GR L 68661; (July, 1986) (Digest)
G.R. No. L-68661 July 22, 1986
NATIONAL FEDERATION OF LABOR UNION (NAFLU) AND TERESITA LORENZO, ET AL., petitioners, vs. HON. MINISTER BLAS OPLE, as Minister of Labor and Employment; LAWMAN INDUSTRIAL/LIBRA GARMENTS/DOLPHIN ENTERPRISES, respondents.
FACTS
The National Federation of Labor Union (NAFLU) was the certified bargaining agent for the employees of Lawman Industrial Corporation. After a strike was settled in July 1982, with an agreement on wage increases and benefits, Lawman unilaterally declared a temporary shutdown in September 1982. Despite a promise to normalize operations by January 1983, the company failed to reopen. Investigations revealed that during this period, Lawman had dismantled its machinery and transferred operations to a new location, operating successively under the names Libra Garments and Dolphin Garments, manufacturing the same products and hiring new workers while the original unionized employees were locked out.
The Minister of Labor, in an order dated March 17, 1983, assumed jurisdiction, directed the return-to-work of affected employees, and enjoined the company from transferring assets or terminating employees. However, in a subsequent order dated July 31, 1984, the Minister, while finding Lawman guilty of unfair labor practice for effecting an illegal lockout and operating a run-away shop, denied the petitioners’ reinstatement. The order instead granted separation pay, reasoning that the company had declared an intention to close and could no longer resume operations.
ISSUE
Whether the petitioners, having been found to be victims of unfair labor practice, are entitled to reinstatement to their former positions without loss of seniority rights and with backwages, notwithstanding the alleged closure of the original company.
RULING
Yes. The Supreme Court granted the petition and ordered reinstatement. The legal logic is anchored on the doctrine of alter ego and the imperative remedy for unfair labor practice. The Court found that the Minister of Labor committed a grave abuse of discretion by refusing reinstatement after explicitly finding the company guilty of unfair labor practice. The cessation of Lawman’s operations was not a legitimate closure but a calculated scheme to bust the union, evidenced by the immediate transfer of business to Libra/Dolphin Garments, which manufactured identical products using the same machinery.

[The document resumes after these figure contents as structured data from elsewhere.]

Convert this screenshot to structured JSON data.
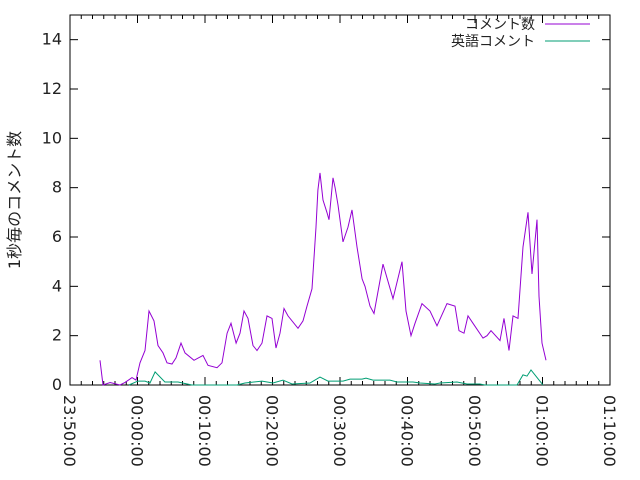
{
  "chart_data": {
    "type": "line",
    "title": "",
    "xlabel": "",
    "ylabel": "1秒毎のコメント数",
    "xlim": [
      "23:50:00",
      "01:10:00"
    ],
    "ylim": [
      0,
      15
    ],
    "xticks": [
      "23:50:00",
      "00:00:00",
      "00:10:00",
      "00:20:00",
      "00:30:00",
      "00:40:00",
      "00:50:00",
      "01:00:00",
      "01:10:00"
    ],
    "yticks": [
      0,
      2,
      4,
      6,
      8,
      10,
      12,
      14
    ],
    "grid": false,
    "legend_position": "top-right",
    "series": [
      {
        "name": "コメント数",
        "color": "#9400d3",
        "x": [
          "23:54:27",
          "23:54:53",
          "23:55:56",
          "23:57:24",
          "23:58:09",
          "23:59:11",
          "23:59:47",
          "00:00:22",
          "00:01:07",
          "00:01:42",
          "00:02:27",
          "00:03:02",
          "00:03:47",
          "00:04:22",
          "00:05:07",
          "00:05:42",
          "00:06:27",
          "00:07:02",
          "00:08:22",
          "00:09:42",
          "00:10:27",
          "00:11:47",
          "00:12:31",
          "00:13:16",
          "00:13:51",
          "00:14:36",
          "00:15:11",
          "00:15:47",
          "00:16:22",
          "00:17:07",
          "00:17:42",
          "00:18:27",
          "00:19:11",
          "00:19:56",
          "00:20:31",
          "00:21:07",
          "00:21:42",
          "00:22:18",
          "00:23:47",
          "00:24:31",
          "00:25:07",
          "00:25:51",
          "00:26:27",
          "00:26:44",
          "00:27:02",
          "00:27:29",
          "00:28:04",
          "00:28:22",
          "00:28:58",
          "00:29:16",
          "00:29:42",
          "00:30:27",
          "00:31:11",
          "00:31:47",
          "00:32:31",
          "00:33:16",
          "00:33:42",
          "00:34:27",
          "00:35:02",
          "00:36:22",
          "00:37:51",
          "00:39:11",
          "00:39:47",
          "00:40:31",
          "00:41:07",
          "00:42:09",
          "00:43:20",
          "00:44:22",
          "00:45:51",
          "00:47:02",
          "00:47:38",
          "00:48:22",
          "00:48:58",
          "00:49:42",
          "00:51:11",
          "00:51:47",
          "00:52:22",
          "00:53:42",
          "00:54:18",
          "00:55:02",
          "00:55:38",
          "00:56:22",
          "00:57:07",
          "00:57:51",
          "00:58:27",
          "00:59:11",
          "00:59:29",
          "00:59:56",
          "01:00:31"
        ],
        "values": [
          1.0,
          0,
          0.1,
          0,
          0.1,
          0.3,
          0.2,
          0.9,
          1.4,
          3.0,
          2.6,
          1.6,
          1.3,
          0.9,
          0.85,
          1.1,
          1.7,
          1.3,
          1.0,
          1.2,
          0.8,
          0.7,
          0.9,
          2.1,
          2.5,
          1.7,
          2.1,
          3.0,
          2.7,
          1.6,
          1.4,
          1.7,
          2.8,
          2.7,
          1.5,
          2.1,
          3.1,
          2.8,
          2.3,
          2.6,
          3.2,
          3.9,
          6.4,
          7.9,
          8.6,
          7.5,
          7.0,
          6.7,
          8.4,
          8.0,
          7.3,
          5.8,
          6.4,
          7.1,
          5.6,
          4.3,
          4.0,
          3.2,
          2.9,
          4.9,
          3.5,
          5.0,
          3.0,
          2.0,
          2.5,
          3.3,
          3.0,
          2.4,
          3.3,
          3.2,
          2.2,
          2.1,
          2.8,
          2.5,
          1.9,
          2.0,
          2.2,
          1.8,
          2.7,
          1.4,
          2.8,
          2.7,
          5.6,
          7.0,
          4.5,
          6.7,
          3.6,
          1.7,
          1.0
        ]
      },
      {
        "name": "英語コメント",
        "color": "#009e73",
        "x": [
          "23:58:44",
          "00:00:04",
          "00:01:07",
          "00:01:51",
          "00:02:36",
          "00:04:04",
          "00:06:00",
          "00:08:04",
          "00:10:00",
          "00:11:47",
          "00:14:44",
          "00:15:56",
          "00:18:27",
          "00:20:04",
          "00:21:33",
          "00:22:53",
          "00:25:33",
          "00:27:02",
          "00:28:13",
          "00:30:27",
          "00:31:29",
          "00:33:16",
          "00:33:51",
          "00:34:53",
          "00:37:24",
          "00:38:27",
          "00:40:49",
          "00:41:51",
          "00:44:04",
          "00:44:49",
          "00:47:20",
          "00:48:49",
          "00:50:44",
          "00:51:29",
          "00:53:42",
          "00:55:38",
          "00:56:13",
          "00:57:07",
          "00:57:42",
          "00:58:18",
          "01:00:04"
        ],
        "values": [
          0,
          0.16,
          0.16,
          0.08,
          0.53,
          0.12,
          0.12,
          0,
          0,
          0,
          0,
          0.08,
          0.16,
          0.08,
          0.2,
          0.04,
          0.08,
          0.32,
          0.16,
          0.16,
          0.24,
          0.24,
          0.28,
          0.2,
          0.2,
          0.12,
          0.12,
          0.08,
          0.04,
          0.08,
          0.12,
          0.04,
          0.04,
          0,
          0,
          0,
          0,
          0.41,
          0.36,
          0.61,
          0
        ]
      }
    ]
  }
}
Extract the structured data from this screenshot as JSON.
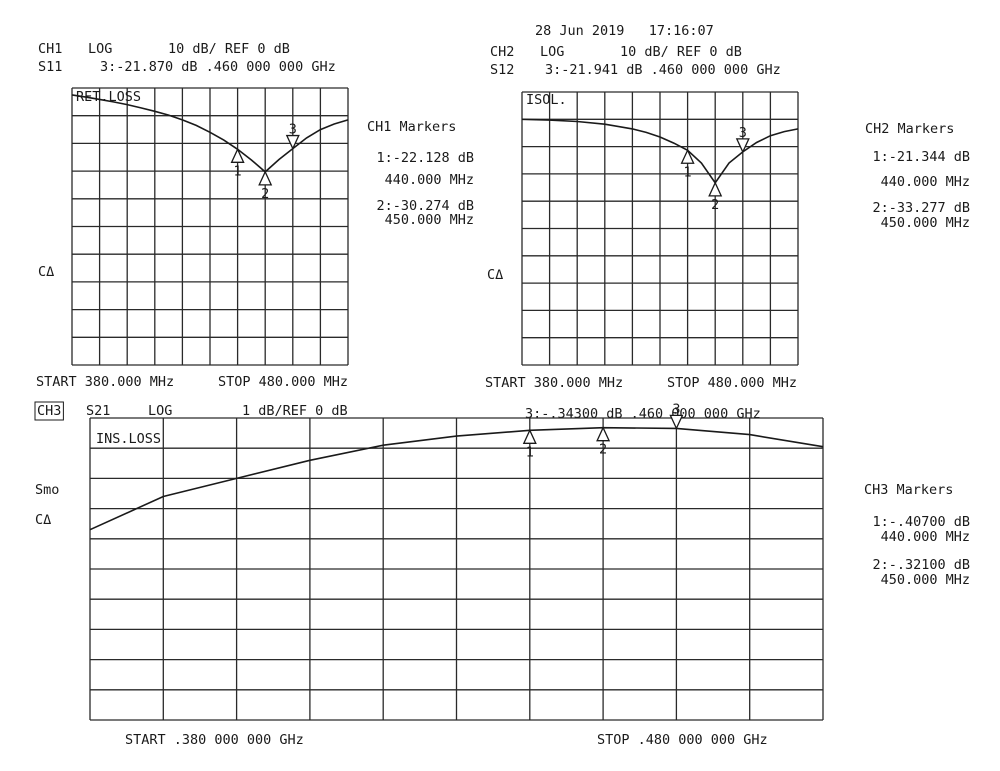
{
  "date": "28 Jun 2019   17:16:07",
  "chart_data": [
    {
      "type": "line",
      "channel": "CH1",
      "format": "LOG",
      "scale": "10 dB/ REF 0 dB",
      "param": "S11",
      "active_marker": "3:-21.870 dB .460 000 000 GHz",
      "trace_label": "RET.LOSS",
      "markers_title": "CH1 Markers",
      "marker_readouts": [
        "1:-22.128 dB",
        "440.000 MHz",
        "2:-30.274 dB",
        "450.000 MHz"
      ],
      "annotations": [
        "CΔ"
      ],
      "start": "START 380.000 MHz",
      "stop": "STOP 480.000 MHz",
      "color": "#1a1a1a",
      "x": [
        380,
        385,
        390,
        395,
        400,
        405,
        410,
        415,
        420,
        425,
        430,
        435,
        440,
        445,
        450,
        455,
        460,
        465,
        470,
        475,
        480
      ],
      "values": [
        -2.5,
        -3.3,
        -4.1,
        -5,
        -6,
        -7.2,
        -8.4,
        -9.8,
        -11.5,
        -13.5,
        -16,
        -18.8,
        -22.128,
        -26,
        -30.274,
        -25.8,
        -21.87,
        -18,
        -15,
        -13,
        -11.5
      ],
      "xlim": [
        380,
        480
      ],
      "ylim": [
        -100,
        0
      ],
      "xticks": [
        380,
        390,
        400,
        410,
        420,
        430,
        440,
        450,
        460,
        470,
        480
      ],
      "yticks": [
        -100,
        -90,
        -80,
        -70,
        -60,
        -50,
        -40,
        -30,
        -20,
        -10,
        0
      ],
      "grid": true,
      "markers": {
        "labels": [
          "1",
          "2",
          "3"
        ],
        "x": [
          440,
          450,
          460
        ],
        "values": [
          -22.128,
          -30.274,
          -21.87
        ]
      }
    },
    {
      "type": "line",
      "channel": "CH2",
      "format": "LOG",
      "scale": "10 dB/ REF 0 dB",
      "param": "S12",
      "active_marker": "3:-21.941 dB .460 000 000 GHz",
      "trace_label": "ISOL.",
      "markers_title": "CH2 Markers",
      "marker_readouts": [
        "1:-21.344 dB",
        "440.000 MHz",
        "2:-33.277 dB",
        "450.000 MHz"
      ],
      "annotations": [
        "CΔ"
      ],
      "start": "START 380.000 MHz",
      "stop": "STOP 480.000 MHz",
      "color": "#1a1a1a",
      "x": [
        380,
        390,
        400,
        410,
        420,
        425,
        430,
        435,
        440,
        445,
        450,
        455,
        460,
        465,
        470,
        475,
        480
      ],
      "values": [
        -10,
        -10.3,
        -10.8,
        -11.8,
        -13.5,
        -14.8,
        -16.5,
        -18.7,
        -21.344,
        -26,
        -33.277,
        -26,
        -21.941,
        -18.5,
        -16,
        -14.5,
        -13.5
      ],
      "xlim": [
        380,
        480
      ],
      "ylim": [
        -100,
        0
      ],
      "xticks": [
        380,
        390,
        400,
        410,
        420,
        430,
        440,
        450,
        460,
        470,
        480
      ],
      "yticks": [
        -100,
        -90,
        -80,
        -70,
        -60,
        -50,
        -40,
        -30,
        -20,
        -10,
        0
      ],
      "grid": true,
      "markers": {
        "labels": [
          "1",
          "2",
          "3"
        ],
        "x": [
          440,
          450,
          460
        ],
        "values": [
          -21.344,
          -33.277,
          -21.941
        ]
      }
    },
    {
      "type": "line",
      "channel": "CH3",
      "format": "LOG",
      "scale": "1 dB/REF 0 dB",
      "param": "S21",
      "active_marker": "3:-.34300 dB .460 000 000 GHz",
      "trace_label": "INS.LOSS",
      "markers_title": "CH3 Markers",
      "marker_readouts": [
        "1:-.40700 dB",
        "440.000 MHz",
        "2:-.32100 dB",
        "450.000 MHz"
      ],
      "annotations": [
        "Smo",
        "CΔ"
      ],
      "start": "START .380 000 000 GHz",
      "stop": "STOP .480 000 000 GHz",
      "color": "#1a1a1a",
      "x": [
        380,
        390,
        400,
        410,
        420,
        430,
        440,
        450,
        460,
        470,
        480
      ],
      "values": [
        -3.7,
        -2.6,
        -2.0,
        -1.4,
        -0.9,
        -0.6,
        -0.407,
        -0.321,
        -0.343,
        -0.55,
        -0.95
      ],
      "xlim": [
        380,
        480
      ],
      "ylim": [
        -10,
        0
      ],
      "xticks": [
        380,
        390,
        400,
        410,
        420,
        430,
        440,
        450,
        460,
        470,
        480
      ],
      "yticks": [
        -10,
        -9,
        -8,
        -7,
        -6,
        -5,
        -4,
        -3,
        -2,
        -1,
        0
      ],
      "grid": true,
      "markers": {
        "labels": [
          "1",
          "2",
          "3"
        ],
        "x": [
          440,
          450,
          460
        ],
        "values": [
          -0.407,
          -0.321,
          -0.343
        ]
      }
    }
  ]
}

The principle established is that a company cannot evade its labor obligations, particularly reinstatement as a consequence of unfair labor practice, by merely changing its corporate name or transferring its operations to an alter ego. Since Libra/Dolphin Garments was a mere continuation and instrumentality of Lawman Industrial, it must bear the consequences of the latter’s illegal acts. The alleged financial losses presented by the company were deemed unsubstantial and more apparent than real, as financial data indicated a sales upswing at the time of the shutdown. Consequently, the proper remedy is reinstatement of the illegally dismissed employees to their positions in the alter-ego company, Libra/Dolphin Garments, with full seniority rights and backwages limited to three years, following prevailing jurisprudence. The award of separation pay in lieu of reinstatement was erroneous where a finding of unfair labor practice exists and a bona fide closure is not proven.